1 Subtracting input from ChIP

One could theoretically use control data to correct for chromatin state when searching for DB. The most obvious is to subtract the control coverage from the ChIP coverage. The idea is to avoid detecting spurious DB due to changes in chromatin state. However, this has a number of logistical and statistical issues:

It obviously requires sequencing of a negative control sample for each condition, which adds to cost. This may not even be possible for complex designs without a one-way layout.
It assumes that the controls are accurate estimators of background, which mightn’t be the case. Inputs are particularly troublesome as you don’t do any pulldown, which gives you something similar to DNase-seq profiles. In contrast, the pulldown and washes in an actual ChIP library would presumably remove a lot of the signal in open chromatin. It is also difficult to imagine that the input profile would not be affected by various IP biases, especially in relation to histone density and fragment length. I am comfortable with using inputs for direct comparisons to ChIP samples, where I can accept that the log-fold change may not be accurate but is in the right direction. I am less comfortable with using inputs for correction, where inaccuracies in the log-fold changes may lead to spurious DB.
Subtraction will distort the mean-variance relationship as the absolute size of the counts is lost. This is most relevant when both ChIP and control coverage are high, where subtraction is meant to be most beneficial. In particular, a small relative difference between libraries at large counts would be amplified in the subtracted counts. This leads to false positives (if between groups) or inflated variance (if within groups). Conservativeness seems to dominate, though anticonservativeness is also possible - see the simulations below.
Negative counts need to be coerced to zeros, resulting in an excess of zeros that aren’t easily handled by the NB model. Using the zero-inflated NB model is difficult, while simply filtering out low-abundance windows post-subtraction is not the solution. This is because you would retain windows with zeros where the other subtracted counts (e.g., for the replicate) are large due to variability for high raw counts.
In practice, other high-abundance regions will buffer any damage to the variance and EB statistics. However, this would result in more false positives if variance inflation is prevented.

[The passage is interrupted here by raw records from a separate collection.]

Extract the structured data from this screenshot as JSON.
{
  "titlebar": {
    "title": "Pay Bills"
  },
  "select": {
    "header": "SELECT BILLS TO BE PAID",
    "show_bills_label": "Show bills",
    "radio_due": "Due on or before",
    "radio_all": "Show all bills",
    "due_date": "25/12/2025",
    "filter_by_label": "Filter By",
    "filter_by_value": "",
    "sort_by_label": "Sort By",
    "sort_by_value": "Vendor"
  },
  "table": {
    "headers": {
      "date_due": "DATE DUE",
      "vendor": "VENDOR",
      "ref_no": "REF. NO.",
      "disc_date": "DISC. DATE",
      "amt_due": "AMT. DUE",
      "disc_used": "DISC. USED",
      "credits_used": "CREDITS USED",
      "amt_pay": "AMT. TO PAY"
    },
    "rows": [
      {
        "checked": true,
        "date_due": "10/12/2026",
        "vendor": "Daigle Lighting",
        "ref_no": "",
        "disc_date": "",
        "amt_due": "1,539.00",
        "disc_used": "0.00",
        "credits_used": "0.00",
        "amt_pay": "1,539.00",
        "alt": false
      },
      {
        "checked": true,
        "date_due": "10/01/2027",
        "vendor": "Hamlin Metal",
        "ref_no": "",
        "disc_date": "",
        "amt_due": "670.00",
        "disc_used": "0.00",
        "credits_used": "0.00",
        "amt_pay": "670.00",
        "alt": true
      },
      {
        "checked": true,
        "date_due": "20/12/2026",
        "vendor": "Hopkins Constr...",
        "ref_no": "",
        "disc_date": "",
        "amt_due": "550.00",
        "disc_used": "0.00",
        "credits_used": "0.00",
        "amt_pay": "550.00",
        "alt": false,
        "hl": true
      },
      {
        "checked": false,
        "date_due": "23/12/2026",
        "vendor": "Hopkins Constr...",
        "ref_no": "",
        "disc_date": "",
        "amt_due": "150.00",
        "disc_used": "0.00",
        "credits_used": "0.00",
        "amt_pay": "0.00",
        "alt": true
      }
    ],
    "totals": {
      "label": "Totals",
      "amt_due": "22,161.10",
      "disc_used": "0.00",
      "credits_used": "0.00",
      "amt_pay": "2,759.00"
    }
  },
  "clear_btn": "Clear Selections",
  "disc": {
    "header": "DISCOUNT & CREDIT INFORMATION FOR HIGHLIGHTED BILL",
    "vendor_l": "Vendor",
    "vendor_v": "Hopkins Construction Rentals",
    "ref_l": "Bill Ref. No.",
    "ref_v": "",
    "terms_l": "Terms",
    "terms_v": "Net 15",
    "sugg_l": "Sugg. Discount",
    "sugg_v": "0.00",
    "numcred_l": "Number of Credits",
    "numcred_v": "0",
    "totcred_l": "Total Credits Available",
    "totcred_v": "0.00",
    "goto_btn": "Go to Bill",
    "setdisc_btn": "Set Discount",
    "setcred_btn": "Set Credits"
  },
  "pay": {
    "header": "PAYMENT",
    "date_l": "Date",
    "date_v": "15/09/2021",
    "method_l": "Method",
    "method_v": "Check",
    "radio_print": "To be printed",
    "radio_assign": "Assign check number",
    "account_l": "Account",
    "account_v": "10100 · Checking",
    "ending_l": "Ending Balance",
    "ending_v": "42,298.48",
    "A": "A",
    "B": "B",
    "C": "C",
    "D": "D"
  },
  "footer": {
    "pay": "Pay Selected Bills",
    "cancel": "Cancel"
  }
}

2 Setting up some simulated data

This script performs a simulation to demonstrate the effects of subtracting control counts from ChIP counts in a simple case with equal baseline coverage. We set up a simulation with two ChIP replicates in each of two groups and matching input samples.

exp.type <- rep(c("ChIP", "Con", "ChIP", "Con"), each=2)
group.no <- rep(c("A", "B"), each=4)
groupings <- paste0(exp.type, group.no)
nlibs <- length(groupings)

We generate the mean vectors for DB and non-DB sites. The background is the same between groups in all cases, and the only difference is that there is genuine binding in group A for DB sites.

library(edgeR)
baseline <- 50
binding <- 50
mu.nodb <- rep(baseline, nlibs)
mu.nodb[exp.type=="ChIP"] <- baseline+binding
mu.db <- rep(baseline, nlibs)
mu.db[exp.type=="ChIP" & group.no=="A"] <- baseline+binding

Simulating counts, with an equal number of DB and non-DB sites:

set.seed(1000)
P <- 1/0.1
is.null <- 1:10000
counts <- rbind(
    matrix(rnbinom(10000*nlibs, mu=mu.nodb, size=P), ncol=nlibs, byrow=TRUE),
    matrix(rnbinom(10000*nlibs, mu=mu.db, size=P), ncol=nlibs, byrow=TRUE)
)

3 Running without subtraction

As a control, we do a vanilla analysis between the two groups directly.

g <- factor(groupings)
design <- model.matrix(~0 + g)
colnames(design) <- levels(g)

Using edgeR:

y.d <- DGEList(counts, lib.size=rep(1e6, nlibs))
y.d <- estimateDisp(y.d, design)
fit.d <- glmQLFit(y.d, design, robust=TRUE)
res.d <- glmQLFTest(fit.d, contrast=makeContrasts(ChIPA - ChIPB, levels=design))
summary(y.d$trended.dispersion)

##    Min. 1st Qu.  Median    Mean 3rd Qu.    Max. 
## 0.09733 0.09822 0.09960 0.09923 0.10008 0.10071

You can see that type I error is controlled for the true nulls.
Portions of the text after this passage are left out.